De vrijspraak van de Haagse oud-wethouders Richard de Mos en Rachid Guernaoui is een grote blamage voor het Openbaar Ministerie, dat bijna drie jaar lang onnodig de lokale democratie saboteerde. Dit mag niet meer gebeuren, schrijft Geerten Waling.
Tot op het laatste moment was het spannend: worden Richard de Mos en Rachid Guernaoui, beiden oud-wethouders van Groep De Mos/Hart voor Den Haag, veroordeeld voor corruptie of toch niet? De rechter was duidelijk: nee, vrijspraak. De rechtbank maakte gehakt van alle verdenkingen die het Openbaar Ministerie (OM) aandroeg: ‘Van kwade bedoelingen lijkt geen sprake. Sterker nog: de donaties lijken gedaan uit goede bedoelingen.’
Opluchting voor alle ombudspolitici
Bij de lokale politiek in Den Haag, en eigenlijk in heel Nederland, leidt de uitspraak tot grote opluchting. Lokale partijen, die in tegenstelling tot hun landelijke concurrenten geen subsidie ontvangen, zijn afhankelijk van donaties. Tegelijk zijn lokale partijen, die inmiddels ruim eenderde van alle raadszetels in het land bezetten, extra gebrand op het luisteren naar de problemen in de samenleving.
‘Ombudspolitiek’ noemt De Mos dat, in navolging van EW. Maar dat kan alleen als er geen (schijn van) belangenverstrengeling is, en sinds het begin van het onderzoek van het OM hing dat zwaard van Damocles boven vele lokale partijhoofden.
Bijna drie jaar onderzoek naar politici, dat zou niet moeten kunnen
Reactie OM
Het Landelijk Parket laat weten teleurgesteld te zijn in de uitspraak en gaat nu eerst het vonnis bestuderen voor er verdere stappen worden overwogen (eventueel hoger beroep of niet).
Het onderzoek naar De Mos en Guernaoui werd al bijna drie jaar geleden, in de zomer van 2020, aangekondigd. Sindsdien zijn er gemeenteraadsverkiezingen geweest en coalitiebesprekingen, die in Den Haag onmiskenbaar zijn beïnvloed door het OM-onderzoek. De partij van De Mos werd met 9 zetels (17 procent) de grootste partij van de hofstad, maar belandde toch in de oppositiebankjes. Waar rook is is vuur, toch? Nee, zegt de rechter nu, maar de schade is al grotendeels geleden en niet zomaar te herstellen.

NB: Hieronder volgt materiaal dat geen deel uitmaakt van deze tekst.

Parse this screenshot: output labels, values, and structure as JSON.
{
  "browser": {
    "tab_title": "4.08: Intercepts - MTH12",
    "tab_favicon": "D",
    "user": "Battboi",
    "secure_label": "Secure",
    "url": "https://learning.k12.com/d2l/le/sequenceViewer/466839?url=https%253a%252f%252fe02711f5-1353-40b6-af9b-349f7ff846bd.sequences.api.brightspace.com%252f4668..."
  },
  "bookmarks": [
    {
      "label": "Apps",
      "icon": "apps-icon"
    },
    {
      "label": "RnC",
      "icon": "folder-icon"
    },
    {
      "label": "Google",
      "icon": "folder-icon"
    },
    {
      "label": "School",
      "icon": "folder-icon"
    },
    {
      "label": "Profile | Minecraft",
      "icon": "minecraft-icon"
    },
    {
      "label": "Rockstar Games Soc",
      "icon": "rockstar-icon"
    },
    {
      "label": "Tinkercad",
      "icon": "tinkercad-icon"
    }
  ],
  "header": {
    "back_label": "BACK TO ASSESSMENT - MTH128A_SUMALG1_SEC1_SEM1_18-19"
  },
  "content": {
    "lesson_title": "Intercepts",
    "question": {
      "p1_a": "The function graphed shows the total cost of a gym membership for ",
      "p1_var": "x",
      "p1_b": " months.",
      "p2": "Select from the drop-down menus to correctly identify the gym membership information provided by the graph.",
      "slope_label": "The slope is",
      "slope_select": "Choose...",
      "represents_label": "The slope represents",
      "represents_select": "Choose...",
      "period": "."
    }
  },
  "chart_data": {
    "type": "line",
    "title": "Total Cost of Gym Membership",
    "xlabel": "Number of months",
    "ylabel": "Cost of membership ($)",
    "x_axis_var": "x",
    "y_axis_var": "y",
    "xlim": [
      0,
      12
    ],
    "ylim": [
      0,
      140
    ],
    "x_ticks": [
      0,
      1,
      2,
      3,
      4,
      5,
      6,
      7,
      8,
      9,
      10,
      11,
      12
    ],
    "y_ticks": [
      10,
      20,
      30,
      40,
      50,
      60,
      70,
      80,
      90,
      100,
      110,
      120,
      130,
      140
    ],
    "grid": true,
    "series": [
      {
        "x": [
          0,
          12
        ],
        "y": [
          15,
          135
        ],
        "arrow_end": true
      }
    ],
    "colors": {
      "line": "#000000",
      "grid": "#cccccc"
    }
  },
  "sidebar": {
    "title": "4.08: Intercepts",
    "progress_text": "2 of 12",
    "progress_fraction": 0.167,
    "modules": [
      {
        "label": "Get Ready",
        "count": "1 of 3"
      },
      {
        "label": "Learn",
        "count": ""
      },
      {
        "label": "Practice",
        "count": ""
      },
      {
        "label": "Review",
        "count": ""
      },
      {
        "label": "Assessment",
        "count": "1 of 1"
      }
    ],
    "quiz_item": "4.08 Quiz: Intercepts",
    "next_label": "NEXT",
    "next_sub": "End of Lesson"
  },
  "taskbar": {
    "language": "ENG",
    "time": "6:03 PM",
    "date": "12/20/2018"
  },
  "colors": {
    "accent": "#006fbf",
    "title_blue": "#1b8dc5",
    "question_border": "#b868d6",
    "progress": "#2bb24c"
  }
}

Het OM staat nu in haar hemd, maar bij een afgang alleen mag deze zaak niet blijven. In het belang van de weerbaarheid van de lokale democratie, zou het goed zijn als er een diepgravend onderzoek komt naar het functioneren van het OM, waarop desnoods sancties volgen voor de verantwoordelijke officieren.
Als er serieuze verdenkingen bestaan van strafbaar gedrag, dan moet het OM die altijd kunnen onderzoeken. Maar dat hoeft niet bijna drie jaar te duren en ten koste te gaan van de eer en goede naam van individuele politici, van hun partij en van hun hele gemeentebestuur. In naam van de lokale democratie: dit mag nooit meer gebeuren.